Lupin the 3rd: Part 4 Review (no spoilers)

I am a person who grew up watching a lot of different western cartoons.  These ranged from strange shows like Jackie Chan Adventures to Justice League all the way to classic shows like the Looney Tunes.  By watching these, even though I’ve watched anime for a very long time, I’ve always had a more western or North American thought process when it came to anything I’ve watched.  I’ve always had a fondness for relatively well defined characters put into different situations each episode, very much like the Looney Tunes or a lot of other western television shows.  Lupin the Third is very much like the Japanese version of Looney Tunes.  The episodes are their own short one shots that have a different style of story, the characters are well defined in what role they play, and the series has had a lot of different representations, recreations, movies, episodes, and series, but the joy in watching the Lupin crew is never left behind.

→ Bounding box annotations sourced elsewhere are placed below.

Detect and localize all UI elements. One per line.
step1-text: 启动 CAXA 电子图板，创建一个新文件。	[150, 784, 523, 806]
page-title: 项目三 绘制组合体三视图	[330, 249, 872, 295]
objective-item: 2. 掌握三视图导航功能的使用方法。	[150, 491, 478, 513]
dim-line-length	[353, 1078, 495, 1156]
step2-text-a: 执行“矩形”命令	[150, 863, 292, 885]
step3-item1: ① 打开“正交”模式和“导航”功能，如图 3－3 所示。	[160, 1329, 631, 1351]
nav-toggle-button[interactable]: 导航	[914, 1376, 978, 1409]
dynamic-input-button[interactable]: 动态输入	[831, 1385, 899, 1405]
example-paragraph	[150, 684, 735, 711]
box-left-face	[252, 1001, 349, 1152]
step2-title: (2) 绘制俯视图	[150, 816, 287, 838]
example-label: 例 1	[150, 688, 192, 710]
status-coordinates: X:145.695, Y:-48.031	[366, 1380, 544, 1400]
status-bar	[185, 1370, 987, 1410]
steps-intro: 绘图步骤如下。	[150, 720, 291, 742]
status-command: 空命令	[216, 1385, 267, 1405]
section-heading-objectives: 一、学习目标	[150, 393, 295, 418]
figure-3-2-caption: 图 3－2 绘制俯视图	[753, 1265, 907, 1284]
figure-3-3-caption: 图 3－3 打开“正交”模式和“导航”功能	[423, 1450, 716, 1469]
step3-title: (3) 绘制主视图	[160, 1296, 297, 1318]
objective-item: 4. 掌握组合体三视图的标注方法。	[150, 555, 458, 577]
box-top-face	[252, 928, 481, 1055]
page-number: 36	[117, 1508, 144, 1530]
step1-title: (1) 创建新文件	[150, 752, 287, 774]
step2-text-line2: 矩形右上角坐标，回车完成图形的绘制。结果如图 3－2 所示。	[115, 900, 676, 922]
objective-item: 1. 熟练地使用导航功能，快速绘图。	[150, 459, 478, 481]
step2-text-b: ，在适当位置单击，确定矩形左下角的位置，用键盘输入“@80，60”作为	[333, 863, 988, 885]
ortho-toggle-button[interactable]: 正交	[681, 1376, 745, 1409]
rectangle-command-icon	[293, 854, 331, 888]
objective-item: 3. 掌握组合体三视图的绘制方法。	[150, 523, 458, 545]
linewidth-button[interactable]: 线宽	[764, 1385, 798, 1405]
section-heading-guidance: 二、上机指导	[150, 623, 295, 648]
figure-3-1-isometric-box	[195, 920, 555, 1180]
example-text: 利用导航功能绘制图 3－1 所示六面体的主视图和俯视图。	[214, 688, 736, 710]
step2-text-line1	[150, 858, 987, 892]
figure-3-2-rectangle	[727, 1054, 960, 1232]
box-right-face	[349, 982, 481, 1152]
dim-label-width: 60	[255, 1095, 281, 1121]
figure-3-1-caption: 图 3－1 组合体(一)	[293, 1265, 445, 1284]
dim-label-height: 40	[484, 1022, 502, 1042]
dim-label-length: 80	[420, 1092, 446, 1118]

Every frame of this show looks gorgeous.  The characters are brightly colored and pop out of the nicely drawn backgrounds of the Italian country side.  Each shot is framed extremely nicely and are well composed.  The characters are never off model and are highly detailed.  Below are some examples.  Most of the cars and other vehicles are cg when moving, but it’s done a lot better than most and you can barely tell most of the time.

Also, I should mention that the animation in this show is top notch.  The characters move very fluidly and the action scenes are well choreographed.   Even though these action scenes aren’t as lengthy or as impactful as what we can expect from Studio Bones or Madhouse Productions, they are not skimped on at all.  The company behind this show, TMS Entertainment, put a lot of effort into the production of this show and it shines through and through.

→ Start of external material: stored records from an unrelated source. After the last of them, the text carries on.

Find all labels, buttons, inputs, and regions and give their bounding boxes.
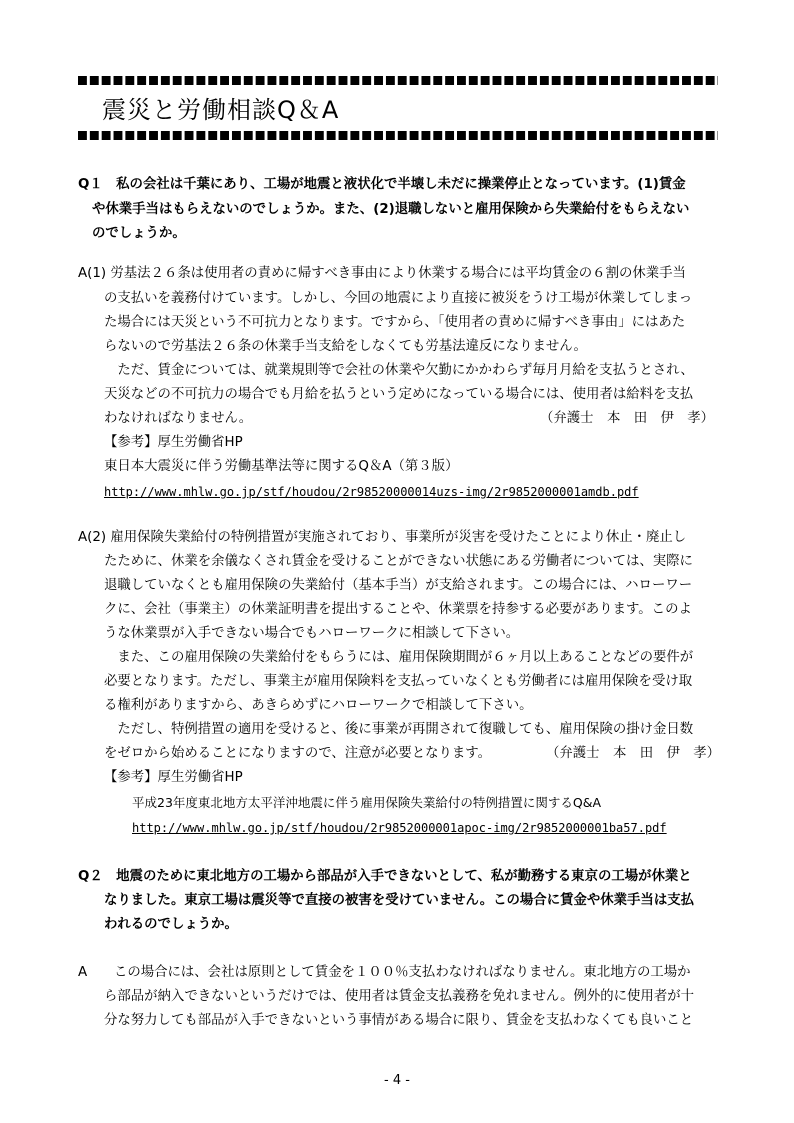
a1-line-5: ただ、賃金については、就業規則等で会社の休業や欠勤にかかわらず毎月月給を支払うとされ、	[104, 363, 694, 378]
q2-line-1: Q２ 地震のために東北地方の工場から部品が入手できないとして、私が勤務する東京の工場が休業と	[78, 869, 692, 884]
a2-ref-title: 平成23年度東北地方太平洋沖地震に伴う雇用保険失業給付の特例措置に関するQ&A	[132, 795, 602, 810]
a2-line-10: をゼロから始めることになりますので、注意が必要となります。	[104, 746, 491, 761]
a2-line-1: A(2) 雇用保険失業給付の特例措置が実施されており、事業所が災害を受けたことにより休止・廃止し	[78, 530, 687, 545]
a1-line-3: た場合には天災という不可抗力となります。ですから、「使用者の責めに帰すべき事由」にはあた	[104, 315, 686, 330]
a1-line-6: 天災などの不可抗力の場合でも月給を払うという定めになっている場合には、使用者は給料を支払	[104, 387, 694, 402]
a2-signature: （弁護士 本 田 伊 孝）	[546, 746, 721, 761]
q2-line-3: われるのでしょうか。	[104, 917, 238, 932]
a2-line-4: クに、会社（事業主）の休業証明書を提出することや、休業票を持参する必要があります。このよ	[104, 602, 692, 617]
a1-ref-label: 【参考】厚生労働省HP	[104, 435, 243, 450]
q1-line-1: Q１ 私の会社は千葉にあり、工場が地震と液状化で半壊し未だに操業停止となっています。(1)賃金	[78, 177, 686, 192]
a1-ref-title: 東日本大震災に伴う労働基準法等に関するQ＆A（第３版）	[104, 459, 459, 474]
a3-line-2: ら部品が納入できないというだけでは、使用者は賃金支払義務を免れません。例外的に使用者が十	[104, 989, 694, 1004]
a2-ref-label: 【参考】厚生労働省HP	[104, 770, 243, 785]
a1-line-2: の支払いを義務付けています。しかし、今回の地震により直接に被災をうけ工場が休業してしまっ	[104, 291, 693, 306]
a1-ref-link[interactable]: http://www.mhlw.go.jp/stf/houdou/2r98520000014uzs-img/2r9852000001amdb.pdf	[104, 485, 639, 499]
title-bottom-border	[78, 131, 718, 140]
page-title: 震災と労働相談Q＆A	[102, 96, 340, 124]
q2-line-2: なりました。東京工場は震災等で直接の被害を受けていません。この場合に賃金や休業手当は支払	[104, 893, 694, 908]
a1-line-4: らないので労基法２６条の休業手当支給をしなくても労基法違反になりません。	[104, 339, 587, 354]
a2-line-9: ただし、特例措置の適用を受けると、後に事業が再開されて復職しても、雇用保険の掛け金日数	[104, 722, 694, 737]
a2-line-5: うな休業票が入手できない場合でもハローワークに相談して下さい。	[104, 626, 520, 641]
page-number: - 4 -	[384, 1073, 410, 1088]
a3-line-1: A この場合には、会社は原則として賃金を１００％支払わなければなりません。東北地方の工場か	[78, 965, 691, 980]
a2-ref-link[interactable]: http://www.mhlw.go.jp/stf/houdou/2r9852000001apoc-img/2r9852000001ba57.pdf	[132, 821, 667, 835]
q1-line-2: や休業手当はもらえないのでしょうか。また、(2)退職しないと雇用保険から失業給付をもらえない	[92, 202, 690, 217]
a2-line-6: また、この雇用保険の失業給付をもらうには、雇用保険期間が６ヶ月以上あることなどの要件が	[104, 650, 694, 665]
a1-line-7: わなければなりません。	[104, 411, 253, 426]
a1-line-1: A(1) 労基法２６条は使用者の責めに帰すべき事由により休業する場合には平均賃金の６割の休業手当	[78, 266, 686, 281]
a3-line-3: 分な努力しても部品が入手できないという事情がある場合に限り、賃金を支払わなくても良いこと	[104, 1013, 694, 1028]
a1-signature: （弁護士 本 田 伊 孝）	[540, 411, 715, 426]
a2-line-8: る権利がありますから、あきらめずにハローワークで相談して下さい。	[104, 698, 533, 713]
q1-line-3: のでしょうか。	[92, 226, 186, 241]
a2-line-3: 退職していなくとも雇用保険の失業給付（基本手当）が支給されます。この場合には、ハローワー	[104, 578, 693, 593]
title-top-border	[78, 76, 718, 85]
a2-line-2: たために、休業を余儀なくされ賃金を受けることができない状態にある労働者については、実際に	[104, 554, 693, 569]
a2-line-7: 必要となります。ただし、事業主が雇用保険料を支払っていなくとも労働者には雇用保険を受け取	[104, 674, 693, 689]
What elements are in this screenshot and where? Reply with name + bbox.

Lupin’s gangs is the same as it always was in every other series.  Lupin is still the perverted master thief, Fujiko Mine is still the sexy femme fatale who is Lupin’s equal, Jigan is the expert marksman who plays dialogue off of Lupin, Goemon still is the quiet guy with the invincible sword, and Detective Zanigata is still the guy from Interpol who is trying to captured the rest of them.  The smartest thing about this show is that it keeps the interactions the same while naturally inserting characters that develop throughout the show.  Lupin and crew are like mentors to these people and they help these other characters grow throughout the show.

As I said before, the show is episodic and has different adventures each time, but there is an overarching story throughout it.  Frankly enough though, it is the weakest part of this Lupin series.  Similar to Cowboy Bebop, there are a few two-part episodes in it and they always felt like they needed more explanation and more time to develop.  The ending of the series is also a little bit rushed, but it does give the impact that is needed.  Lupin’s adventures in Italy needed to end somehow, and they did a pretty decent job at doing it.  Exposition in this show is great, because for most episodes all it takes is three to four lines of dialogue and the viewer knows everything they need to know for the rest of the episode.

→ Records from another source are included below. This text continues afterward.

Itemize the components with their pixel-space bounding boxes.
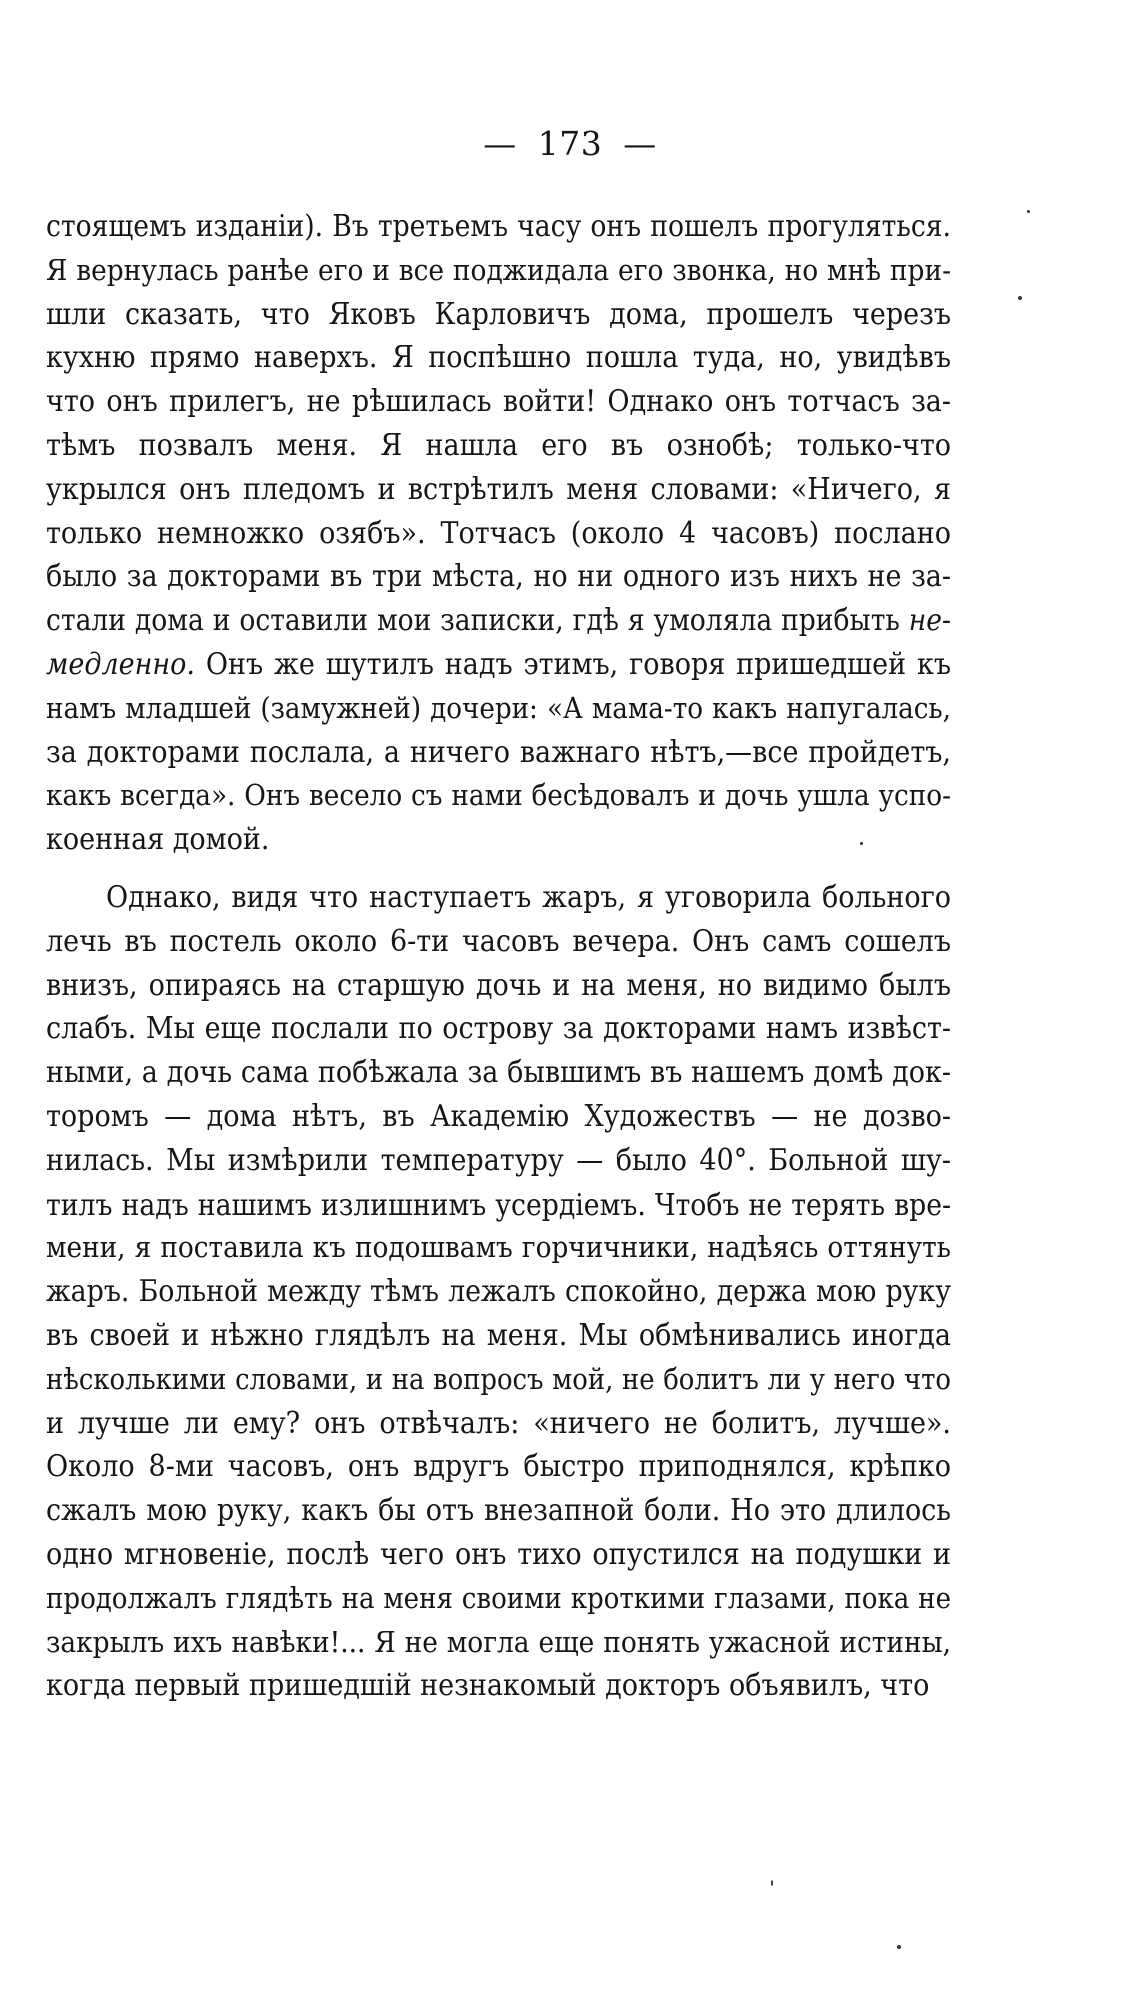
text-line: только немножко озябъ». Тотчасъ (около 4 часовъ) послано [46,515,951,551]
text-line: что онъ прилегъ, не рѣшилась войти! Однако онъ тотчасъ за- [46,384,951,420]
text-line: слабъ. Мы еще послали по острову за докторами намъ извѣст- [46,1011,951,1047]
text-line: въ своей и нѣжно глядѣлъ на меня. Мы обмѣнивались иногда [46,1317,951,1353]
text-line: ными, а дочь сама побѣжала за бывшимъ въ нашемъ домѣ док- [46,1055,951,1091]
body-text [46,205,951,1708]
text-line [46,599,951,643]
text-run: стали дома и оставили мои записки, гдѣ я умоляла прибыть [46,603,909,638]
text-line: шли сказать, что Яковъ Карловичъ дома, прошелъ черезъ [46,296,951,332]
page-number-dash-right: — [623,124,657,163]
text-line: лечь въ постель около 6-ти часовъ вечера. Онъ самъ сошелъ [46,923,951,959]
text-line: мени, я поставила къ подошвамъ горчичники, надѣясь оттянуть [46,1230,951,1265]
text-line: сжалъ мою руку, какъ бы отъ внезапной боли. Но это длилось [46,1493,951,1529]
text-line: было за докторами въ три мѣста, но ни одного изъ нихъ не за- [46,559,951,595]
italic-text: медленно. [46,646,195,682]
scan-speck [1027,210,1030,213]
scan-speck [860,842,863,845]
text-line: одно мгновеніе, послѣ чего онъ тихо опустился на подушки и [46,1536,951,1572]
text-line: продолжалъ глядѣть на меня своими кроткими глазами, пока не [46,1580,951,1615]
text-line: стоящемъ изданіи). Въ третьемъ часу онъ пошелъ прогуляться. [46,209,951,243]
text-run: Онъ же шутилъ надъ этимъ, говоря пришедшей къ [195,646,951,682]
text-line: за докторами послала, а ничего важнаго нѣтъ,—все пройдетъ, [46,734,951,770]
text-line: тѣмъ позвалъ меня. Я нашла его въ ознобѣ; только-что [46,427,951,463]
scan-speck [897,1945,901,1949]
text-line: намъ младшей (замужней) дочери: «А мама-то какъ напугалась, [46,690,951,725]
text-line: закрылъ ихъ навѣки!... Я не могла еще понять ужасной истины, [46,1624,951,1659]
text-line: какъ всегда». Онъ весело съ нами бесѣдовалъ и дочь ушла успо- [46,778,951,813]
text-line: нилась. Мы измѣрили температуру — было 40°. Больной шу- [46,1142,951,1178]
page-number [0,122,1140,166]
text-line: внизъ, опираясь на старшую дочь и на меня, но видимо былъ [46,967,951,1003]
text-line: Однако, видя что наступаетъ жаръ, я уговорила больного [106,879,951,915]
text-line [46,643,951,687]
scan-speck [771,1880,773,1886]
text-line: коенная домой. [46,822,270,858]
page-number-dash-left: — [483,124,517,163]
scan-speck [1018,296,1022,300]
text-line: Я вернулась ранѣе его и все поджидала его звонка, но мнѣ при- [46,252,951,287]
page-number-value: 173 [537,124,603,163]
paragraph-gap [46,862,951,876]
text-line: когда первый пришедшій незнакомый докторъ объявилъ, что [46,1668,930,1704]
text-line: кухню прямо наверхъ. Я поспѣшно пошла туда, но, увидѣвъ [46,340,951,376]
text-line: Около 8-ми часовъ, онъ вдругъ быстро приподнялся, крѣпко [46,1449,951,1485]
text-line: укрылся онъ пледомъ и встрѣтилъ меня словами: «Ничего, я [46,471,951,507]
text-line: нѣсколькими словами, и на вопросъ мой, не болитъ ли у него что [46,1361,951,1396]
text-line: тилъ надъ нашимъ излишнимъ усердіемъ. Чтобъ не терять вре- [46,1186,951,1222]
text-line: торомъ — дома нѣтъ, въ Академію Художествъ — не дозво- [46,1098,951,1134]
text-line: жаръ. Больной между тѣмъ лежалъ спокойно, держа мою руку [46,1274,951,1310]
italic-text: не- [908,603,951,638]
text-line: и лучше ли ему? онъ отвѣчалъ: «ничего не болитъ, лучше». [46,1405,951,1441]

I am probably not the right person to measure sound in capacity, but the voice acting was spot on.  Each voice actor fit the role of the characters they were assigned extremely well.  It almost felt like the voice actors were born to fit these roles.  The music was solid too.  A lot like the music of the original series with added Italian violin flair and added use of a wider spread of instruments.  A great way to upgrade and homage the music from the past.


This isn’t the most sophisticated or philosophic and thinking series that ever existed, but it is a great time to watch.  If you need a good pick me up series after watching something dour or just want to have a great time watching Lupin and the Gang stealing unique items, then I would suggest giving this series a watch.